Sogar nach Amerika ist die junge Frau gereist, um bei US-Kongressabgeordneten um Unterstützung zu werben - erfolgreich. Nur die eigene Regierung tue seit über einem Monat so gut wie nichts, um ihren Vater heim zu holen, ist Chung Ai empört. Vertreter von Falun Gong, Bürgerrechtsgruppen und Oppositionspolitiker sind sich an diesem Tag einig: Um die Beziehungen zu Peking nicht zu gefährden, schreckt Taiwans Präsident Ma Ying-jeou vor offener Kritik zurück.
Dabei sei es doch die erste Pflicht jeder Regierung, die Sicherheit ihrer Bürger zu garantieren, betont Lin Fengzheng. "Wir haben alles versucht um die Regierung von Präsident Ma dazu zu bringen, sich dieses Falles anzunehmen", sagt der Leiter einer Stiftung für Justizreform. "Keine Reaktion. Es hieß nur, man werde sich kümmern. Aber nichts ist passiert. So sind wir heute gezwungen, auf die Straße zu gehen und von Präsident Ma zu fordern: Hol Chung schnell da raus!"
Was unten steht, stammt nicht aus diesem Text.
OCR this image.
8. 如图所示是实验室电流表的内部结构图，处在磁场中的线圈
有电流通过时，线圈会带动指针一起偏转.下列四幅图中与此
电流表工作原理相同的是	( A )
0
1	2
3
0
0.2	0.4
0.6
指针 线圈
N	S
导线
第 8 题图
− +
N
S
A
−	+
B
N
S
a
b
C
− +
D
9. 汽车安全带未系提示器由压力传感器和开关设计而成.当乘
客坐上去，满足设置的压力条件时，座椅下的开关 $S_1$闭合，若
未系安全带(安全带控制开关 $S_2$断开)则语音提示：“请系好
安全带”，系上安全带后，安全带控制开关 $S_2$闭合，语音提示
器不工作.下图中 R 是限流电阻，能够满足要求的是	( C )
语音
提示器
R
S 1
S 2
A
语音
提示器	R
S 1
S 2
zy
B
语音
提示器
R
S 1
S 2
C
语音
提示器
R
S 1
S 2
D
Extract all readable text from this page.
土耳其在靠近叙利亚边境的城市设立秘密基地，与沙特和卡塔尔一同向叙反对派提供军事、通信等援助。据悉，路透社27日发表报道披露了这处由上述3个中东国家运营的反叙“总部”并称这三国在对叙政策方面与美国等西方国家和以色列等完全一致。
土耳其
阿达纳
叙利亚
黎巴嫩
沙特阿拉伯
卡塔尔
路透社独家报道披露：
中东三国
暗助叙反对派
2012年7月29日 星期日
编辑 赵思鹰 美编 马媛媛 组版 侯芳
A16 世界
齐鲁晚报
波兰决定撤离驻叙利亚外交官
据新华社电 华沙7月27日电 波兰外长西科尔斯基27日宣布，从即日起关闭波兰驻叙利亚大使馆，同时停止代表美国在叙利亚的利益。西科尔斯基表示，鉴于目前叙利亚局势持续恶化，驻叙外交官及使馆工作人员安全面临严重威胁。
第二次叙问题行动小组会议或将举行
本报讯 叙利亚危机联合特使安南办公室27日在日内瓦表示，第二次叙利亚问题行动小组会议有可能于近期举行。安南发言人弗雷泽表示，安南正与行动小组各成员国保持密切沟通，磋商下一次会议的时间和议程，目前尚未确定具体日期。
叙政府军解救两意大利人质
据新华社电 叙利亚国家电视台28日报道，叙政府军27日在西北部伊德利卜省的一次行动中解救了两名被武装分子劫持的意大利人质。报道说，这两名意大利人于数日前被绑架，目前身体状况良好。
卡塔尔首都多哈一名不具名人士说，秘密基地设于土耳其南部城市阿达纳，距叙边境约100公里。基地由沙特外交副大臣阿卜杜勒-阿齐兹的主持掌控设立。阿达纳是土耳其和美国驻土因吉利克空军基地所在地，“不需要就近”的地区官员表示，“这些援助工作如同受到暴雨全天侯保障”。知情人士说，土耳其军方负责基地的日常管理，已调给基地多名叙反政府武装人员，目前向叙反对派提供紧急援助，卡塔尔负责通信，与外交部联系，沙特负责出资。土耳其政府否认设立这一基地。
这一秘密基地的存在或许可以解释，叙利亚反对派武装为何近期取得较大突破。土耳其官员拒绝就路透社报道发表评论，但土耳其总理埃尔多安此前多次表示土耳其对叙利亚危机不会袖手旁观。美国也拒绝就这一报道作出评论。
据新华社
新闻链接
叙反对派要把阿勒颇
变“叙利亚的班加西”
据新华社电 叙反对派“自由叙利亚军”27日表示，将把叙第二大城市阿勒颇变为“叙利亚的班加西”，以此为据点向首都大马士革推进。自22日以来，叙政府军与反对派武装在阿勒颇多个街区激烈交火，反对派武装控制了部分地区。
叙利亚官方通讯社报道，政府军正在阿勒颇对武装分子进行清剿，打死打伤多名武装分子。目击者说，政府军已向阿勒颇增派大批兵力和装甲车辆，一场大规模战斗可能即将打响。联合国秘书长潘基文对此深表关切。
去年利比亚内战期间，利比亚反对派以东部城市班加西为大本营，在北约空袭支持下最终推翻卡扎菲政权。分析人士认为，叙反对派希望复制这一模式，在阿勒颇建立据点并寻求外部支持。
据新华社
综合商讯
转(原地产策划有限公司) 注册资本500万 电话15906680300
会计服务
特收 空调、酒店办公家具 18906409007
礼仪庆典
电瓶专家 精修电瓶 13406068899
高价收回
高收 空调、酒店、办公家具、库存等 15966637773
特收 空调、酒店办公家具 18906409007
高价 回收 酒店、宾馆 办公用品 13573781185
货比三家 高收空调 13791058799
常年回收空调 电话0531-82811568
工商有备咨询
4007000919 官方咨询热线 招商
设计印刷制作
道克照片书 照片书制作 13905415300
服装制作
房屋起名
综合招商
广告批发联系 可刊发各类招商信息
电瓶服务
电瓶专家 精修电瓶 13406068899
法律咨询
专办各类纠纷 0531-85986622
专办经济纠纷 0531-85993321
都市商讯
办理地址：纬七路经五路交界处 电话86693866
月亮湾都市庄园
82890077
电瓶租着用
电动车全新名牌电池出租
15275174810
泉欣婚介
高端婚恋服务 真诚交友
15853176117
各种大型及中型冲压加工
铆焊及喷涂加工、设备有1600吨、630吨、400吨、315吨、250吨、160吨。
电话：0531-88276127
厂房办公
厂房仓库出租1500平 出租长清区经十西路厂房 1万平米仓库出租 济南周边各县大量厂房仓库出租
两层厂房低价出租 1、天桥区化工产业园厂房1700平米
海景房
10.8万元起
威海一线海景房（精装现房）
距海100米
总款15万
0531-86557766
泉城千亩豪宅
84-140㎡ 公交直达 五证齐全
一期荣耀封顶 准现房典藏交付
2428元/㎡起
Der Pass gewährt keinen Schutz
Die Regierung hat versprochen, das Schicksal von Bruce Chung über offizielle Kanäle in China zur Sprache zu bringen. Solche Vorfälle machen Taiwanern immer wieder deutlich, wie problematisch das Verhältnis zum großen Nachbarn noch immer ist - auch, wenn beide Regierungen seit einigen Jahren fast nur noch die Fortschritte betonen. Gibt es Probleme, können Taiwans Behörden in China oft nichts ausrichten. Geschäftsleute beschweren sich, dass es für sie in Chinas Justizsystem kaum Rechtssicherheit gebe.
Und Taiwans Falun Gong-Anhänger haben nun erst recht den Eindruck, dass Ihnen ihr Pass in China keinen Schutz gewährt. Der Demonstrant Lin Jiongyi jedenfalls wird in Zukunft einen großen Bogen um die Volksrepublik machen.